Nazi Postcards

Background: The Nazis liked the visual, and postcards were cheap and vivid ways of getting the message across. The variety of Nazi postcards is enormous. Here are examples of only a few. Click on the thumbnails for a larger view.


Nuremberg 1933 This 1933 Nuremberg Rally card puts Hitler in the center. Julius Streicher, the notorious Jew-Baiter, is to his left. One of the reasons the Nazis chose Nuremberg as the site of their party rallies was the city's past. The Nazi Party itself was new, but connecting it with Nuremberg made it part of the flow of the German story.

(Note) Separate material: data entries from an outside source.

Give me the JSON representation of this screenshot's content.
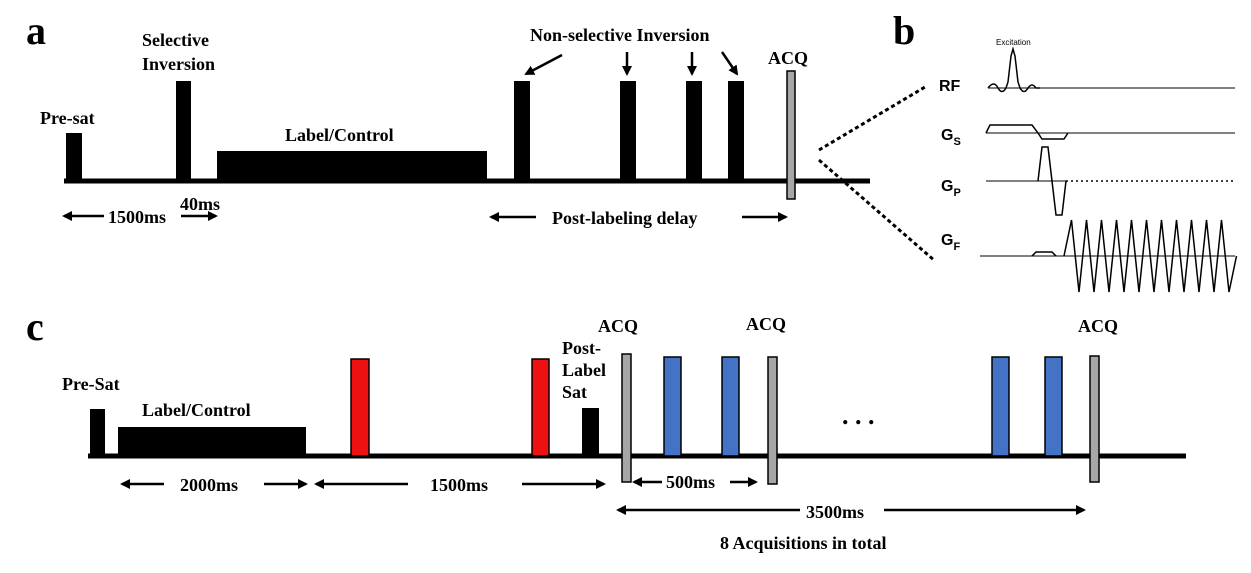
{
  "panels": {
    "a": {
      "letter": "a",
      "presat": "Pre-sat",
      "selective_inversion_line1": "Selective",
      "selective_inversion_line2": "Inversion",
      "label_control": "Label/Control",
      "nonselective_inversion": "Non-selective Inversion",
      "acq": "ACQ",
      "t_1500": "1500ms",
      "t_40": "40ms",
      "post_labeling_delay": "Post-labeling delay"
    },
    "b": {
      "letter": "b",
      "excitation": "Excitation",
      "rf": "RF",
      "gs_main": "G",
      "gs_sub": "S",
      "gp_main": "G",
      "gp_sub": "P",
      "gf_main": "G",
      "gf_sub": "F"
    },
    "c": {
      "letter": "c",
      "presat": "Pre-Sat",
      "label_control": "Label/Control",
      "post_label_sat_line1": "Post-",
      "post_label_sat_line2": "Label",
      "post_label_sat_line3": "Sat",
      "acq1": "ACQ",
      "acq2": "ACQ",
      "acq3": "ACQ",
      "ellipsis": ". . .",
      "t_2000": "2000ms",
      "t_1500": "1500ms",
      "t_500": "500ms",
      "t_3500": "3500ms",
      "acq_total": "8 Acquisitions in total"
    }
  },
  "colors": {
    "black": "#000000",
    "acq_gray": "#a6a6a6",
    "red_pulse": "#ee1111",
    "blue_pulse": "#4472c4"
  }
}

Nuremberg 1937 This 1937 Nuremberg Rally shows Albert Speer's"Cathedral of Light" effect. Spotlights were placed around the rally grounds pointed up. The effect was apparently stunning. When Speer first proposed the idea, the military opposed it, since it required the use of about every available spotlight. Speer's counter-argument was that if the rest of the world saw such a profligate use of spotlights at the party rally, it would assume Germany had lots of them.

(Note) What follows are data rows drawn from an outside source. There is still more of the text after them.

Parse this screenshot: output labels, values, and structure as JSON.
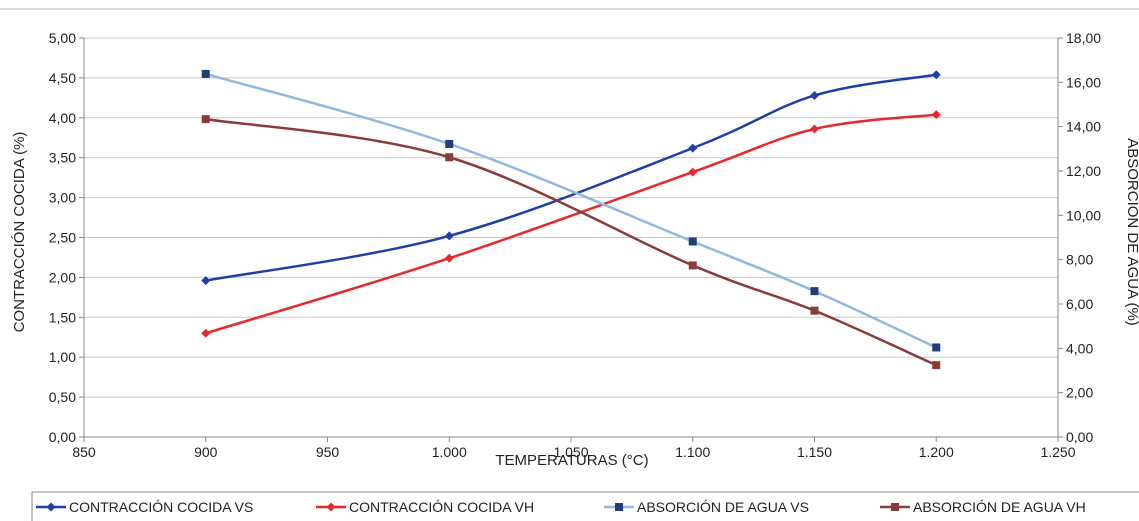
{
  "chart_data": {
    "type": "line",
    "xlabel": "TEMPERATURAS (°C)",
    "ylabel_left": "CONTRACCIÓN COCIDA (%)",
    "ylabel_right": "ABSORCIÓN DE AGUA (%)",
    "xlim": [
      850,
      1250
    ],
    "ylim_left": [
      0,
      5
    ],
    "ylim_right": [
      0,
      18
    ],
    "x_ticks": [
      850,
      900,
      950,
      1000,
      1050,
      1100,
      1150,
      1200,
      1250
    ],
    "x_tick_labels": [
      "850",
      "900",
      "950",
      "1.000",
      "1.050",
      "1.100",
      "1.150",
      "1.200",
      "1.250"
    ],
    "y_left_ticks": [
      0,
      0.5,
      1,
      1.5,
      2,
      2.5,
      3,
      3.5,
      4,
      4.5,
      5
    ],
    "y_left_tick_labels": [
      "0,00",
      "0,50",
      "1,00",
      "1,50",
      "2,00",
      "2,50",
      "3,00",
      "3,50",
      "4,00",
      "4,50",
      "5,00"
    ],
    "y_right_ticks": [
      0,
      2,
      4,
      6,
      8,
      10,
      12,
      14,
      16,
      18
    ],
    "y_right_tick_labels": [
      "0,00",
      "2,00",
      "4,00",
      "6,00",
      "8,00",
      "10,00",
      "12,00",
      "14,00",
      "16,00",
      "18,00"
    ],
    "grid": true,
    "legend_position": "bottom",
    "series": [
      {
        "name": "CONTRACCIÓN COCIDA VS",
        "axis": "left",
        "color": "#1f3fa8",
        "marker": "diamond",
        "x": [
          900,
          1000,
          1100,
          1150,
          1200
        ],
        "y": [
          1.96,
          2.52,
          3.62,
          4.28,
          4.54
        ]
      },
      {
        "name": "CONTRACCIÓN COCIDA VH",
        "axis": "left",
        "color": "#e8282b",
        "marker": "diamond",
        "x": [
          900,
          1000,
          1100,
          1150,
          1200
        ],
        "y": [
          1.3,
          2.24,
          3.32,
          3.86,
          4.04
        ]
      },
      {
        "name": "ABSORCIÓN DE AGUA VS",
        "axis": "right",
        "color": "#93b7df",
        "marker": "square",
        "marker_color": "#1f3f7a",
        "x": [
          900,
          1000,
          1100,
          1150,
          1200
        ],
        "y": [
          16.38,
          13.22,
          8.82,
          6.58,
          4.04
        ]
      },
      {
        "name": "ABSORCIÓN DE AGUA VH",
        "axis": "right",
        "color": "#8b3a3a",
        "marker": "square",
        "marker_color": "#8b3a3a",
        "x": [
          900,
          1000,
          1100,
          1150,
          1200
        ],
        "y": [
          14.34,
          12.62,
          7.74,
          5.7,
          3.24
        ]
      }
    ]
  }
}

Austria This 1938 postcard celebrates the incorporation of Austria into Germany. The caption reads: "One People, One Reich, One Führer".
Nuremberg 1939 This postcard was produced for the 1939 Nuremberg Party Rally, which was to be the "Party Rally of Peace." It was canceled upon the outbreak of World War II.

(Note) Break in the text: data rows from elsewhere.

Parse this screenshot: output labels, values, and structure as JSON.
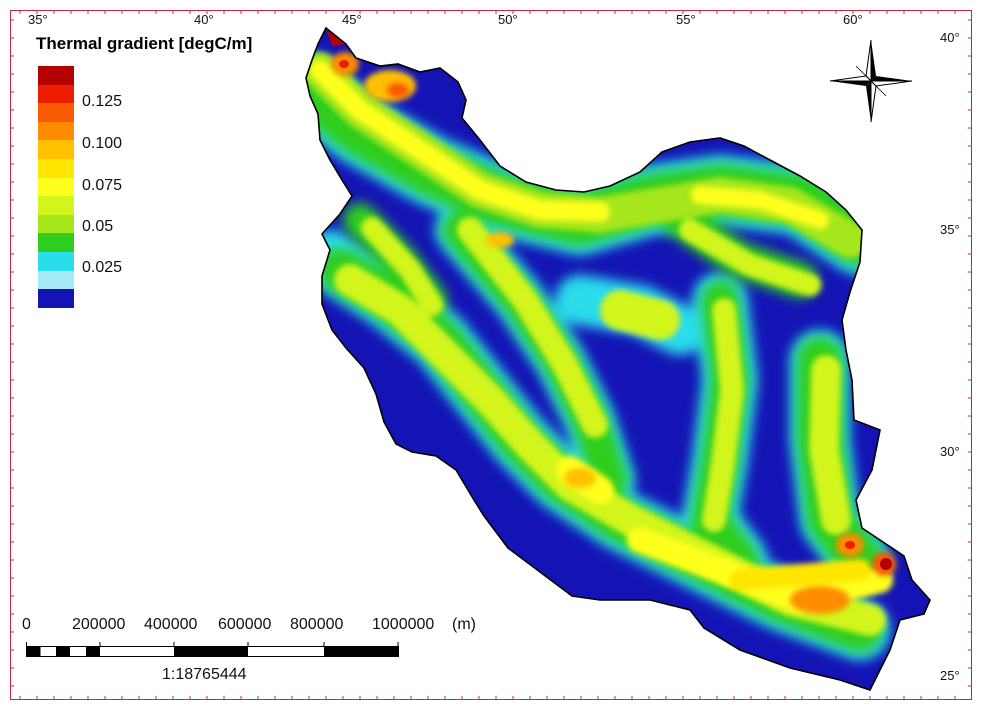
{
  "map": {
    "legend_title": "Thermal gradient [degC/m]",
    "legend_colors": [
      "#b30000",
      "#ee1c00",
      "#f85a00",
      "#fd8c00",
      "#ffc000",
      "#ffe600",
      "#ffff1e",
      "#d2f51e",
      "#a6e61c",
      "#2fcd1e",
      "#2adcec",
      "#a6ecf6",
      "#1414b4"
    ],
    "legend_labels": [
      "0.125",
      "0.100",
      "0.075",
      "0.05",
      "0.025"
    ],
    "top_longitude_labels": [
      "35°",
      "40°",
      "45°",
      "50°",
      "55°",
      "60°"
    ],
    "right_latitude_labels": [
      "40°",
      "35°",
      "30°",
      "25°"
    ],
    "scale_labels": [
      "0",
      "200000",
      "400000",
      "600000",
      "800000",
      "1000000",
      "(m)"
    ],
    "scale_ratio": "1:18765444",
    "compass": "north-arrow-icon"
  }
}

Danzig This is a late 1939 postcard proclaiming "Danzig is German." Danzig, now the Polish city of Gdansk, was a free city, separated from Germany as a result of the Treaty of Versailles, until the Nazis recaptured it after invading Poland. The sun peeking through the clouds (on a church) suggests that even the heavens approve of Hitler's conquests.
Mountain Troops This is one of a huge number of postcards with a military theme. It shows a group of mountain troops on maneuvers in the Bavarian Alps.